Kuttner was born in Queens, New York. He obtained a Ph.D. in zoology from the University of Connecticut. He was an initial director of the International Association for the Advancement of Ethnology and Eugenics and was contributor and associate editor to Charles Lee Smith's Truth Seeker.

Kuttner opposed miscegenation and believed it was "unnatural", only found amongst zoo animals. He described his own position as "scientific racism". He identified as a Nordicist and argued against racial equality. Kuttner stated that Negroes were racially inferior, they had failed to build and create civilization and they lacked intelligence. He testified in Congress to oppose school integration. Anthropologist Robert Sussman described Kuttner as a "lifelong neo-Nazi".

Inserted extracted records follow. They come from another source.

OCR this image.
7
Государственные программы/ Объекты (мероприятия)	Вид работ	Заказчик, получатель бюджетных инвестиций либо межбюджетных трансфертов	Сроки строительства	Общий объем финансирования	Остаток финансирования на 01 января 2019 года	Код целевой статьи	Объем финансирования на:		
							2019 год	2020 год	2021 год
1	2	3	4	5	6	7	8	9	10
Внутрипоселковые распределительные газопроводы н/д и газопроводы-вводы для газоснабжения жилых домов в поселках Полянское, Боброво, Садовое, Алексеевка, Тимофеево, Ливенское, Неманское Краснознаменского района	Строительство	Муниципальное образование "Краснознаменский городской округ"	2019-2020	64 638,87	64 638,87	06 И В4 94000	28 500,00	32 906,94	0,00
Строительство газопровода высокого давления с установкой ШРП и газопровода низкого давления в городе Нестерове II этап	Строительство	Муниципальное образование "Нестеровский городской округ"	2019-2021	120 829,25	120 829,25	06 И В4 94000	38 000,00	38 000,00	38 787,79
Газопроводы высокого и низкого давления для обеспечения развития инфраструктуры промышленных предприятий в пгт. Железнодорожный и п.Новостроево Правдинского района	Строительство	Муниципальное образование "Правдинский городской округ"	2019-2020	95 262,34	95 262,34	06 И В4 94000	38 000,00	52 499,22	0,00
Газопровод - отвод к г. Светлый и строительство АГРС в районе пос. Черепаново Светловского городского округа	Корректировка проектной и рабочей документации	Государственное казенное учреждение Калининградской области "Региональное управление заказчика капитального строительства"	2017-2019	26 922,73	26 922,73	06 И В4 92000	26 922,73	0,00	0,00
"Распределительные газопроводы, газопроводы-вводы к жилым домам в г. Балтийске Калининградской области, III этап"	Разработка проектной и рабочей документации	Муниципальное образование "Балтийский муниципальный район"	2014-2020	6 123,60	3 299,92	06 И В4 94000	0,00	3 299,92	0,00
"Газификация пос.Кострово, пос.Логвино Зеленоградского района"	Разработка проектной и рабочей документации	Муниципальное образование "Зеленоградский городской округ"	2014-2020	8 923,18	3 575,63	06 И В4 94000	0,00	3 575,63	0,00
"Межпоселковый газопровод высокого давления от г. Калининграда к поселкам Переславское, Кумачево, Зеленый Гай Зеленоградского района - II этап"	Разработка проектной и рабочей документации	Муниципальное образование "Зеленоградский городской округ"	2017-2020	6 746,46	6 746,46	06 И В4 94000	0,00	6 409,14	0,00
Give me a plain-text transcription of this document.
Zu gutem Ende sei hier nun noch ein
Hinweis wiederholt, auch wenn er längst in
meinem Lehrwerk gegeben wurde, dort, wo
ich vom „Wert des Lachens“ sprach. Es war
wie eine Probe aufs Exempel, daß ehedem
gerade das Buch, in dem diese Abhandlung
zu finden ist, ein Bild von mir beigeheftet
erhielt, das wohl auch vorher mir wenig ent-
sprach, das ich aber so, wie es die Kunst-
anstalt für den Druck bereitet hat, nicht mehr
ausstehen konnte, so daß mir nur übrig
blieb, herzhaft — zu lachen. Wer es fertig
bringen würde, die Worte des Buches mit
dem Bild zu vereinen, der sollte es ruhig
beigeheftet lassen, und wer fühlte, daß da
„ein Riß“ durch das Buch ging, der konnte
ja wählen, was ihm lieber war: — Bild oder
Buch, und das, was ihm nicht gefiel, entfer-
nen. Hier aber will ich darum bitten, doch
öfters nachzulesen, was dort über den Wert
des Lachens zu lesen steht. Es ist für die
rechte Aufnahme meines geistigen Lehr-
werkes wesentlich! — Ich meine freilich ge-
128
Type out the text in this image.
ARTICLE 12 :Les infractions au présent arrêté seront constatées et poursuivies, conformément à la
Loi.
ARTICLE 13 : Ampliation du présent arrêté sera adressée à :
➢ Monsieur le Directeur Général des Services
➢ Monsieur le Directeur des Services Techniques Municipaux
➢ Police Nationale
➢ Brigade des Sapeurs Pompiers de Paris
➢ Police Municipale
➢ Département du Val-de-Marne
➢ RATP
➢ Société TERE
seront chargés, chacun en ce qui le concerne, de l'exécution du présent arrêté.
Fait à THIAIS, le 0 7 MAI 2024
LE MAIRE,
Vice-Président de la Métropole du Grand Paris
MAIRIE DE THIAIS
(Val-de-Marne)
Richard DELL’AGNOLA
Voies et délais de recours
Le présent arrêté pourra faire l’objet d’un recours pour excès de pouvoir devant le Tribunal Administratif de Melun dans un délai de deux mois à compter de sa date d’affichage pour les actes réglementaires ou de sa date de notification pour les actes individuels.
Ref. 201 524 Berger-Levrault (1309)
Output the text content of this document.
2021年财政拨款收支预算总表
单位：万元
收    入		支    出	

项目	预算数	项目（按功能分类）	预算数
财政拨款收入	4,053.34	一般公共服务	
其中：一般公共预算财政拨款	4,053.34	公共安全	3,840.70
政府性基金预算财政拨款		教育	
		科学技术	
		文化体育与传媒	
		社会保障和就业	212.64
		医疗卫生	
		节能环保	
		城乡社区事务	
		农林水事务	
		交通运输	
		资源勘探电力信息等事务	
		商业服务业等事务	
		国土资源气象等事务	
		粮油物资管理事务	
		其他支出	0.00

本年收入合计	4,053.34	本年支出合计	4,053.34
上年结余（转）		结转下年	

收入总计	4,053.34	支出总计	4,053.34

Kuttner collaborated on racial ideas about "biopolitics" with Eustace Mullins. He wrote for Roger Pearson's Northern World, the floundering The American Mercury and was an editor of the Mankind Quarterly. He edited the essay collection Race and Modern Science in response to the 1967 document Statement on Race and Racial Prejudice issued by UNESCO. Race and Modern Science was negatively reviewed by Sherwood Washburn, who described it as a "useful source book for racists. Anthropologists need not bother with it."

==Selected publications==
- Kuttner, Robert E. (ed.) Race and Modern Science. New York: Social Science Press, 1967.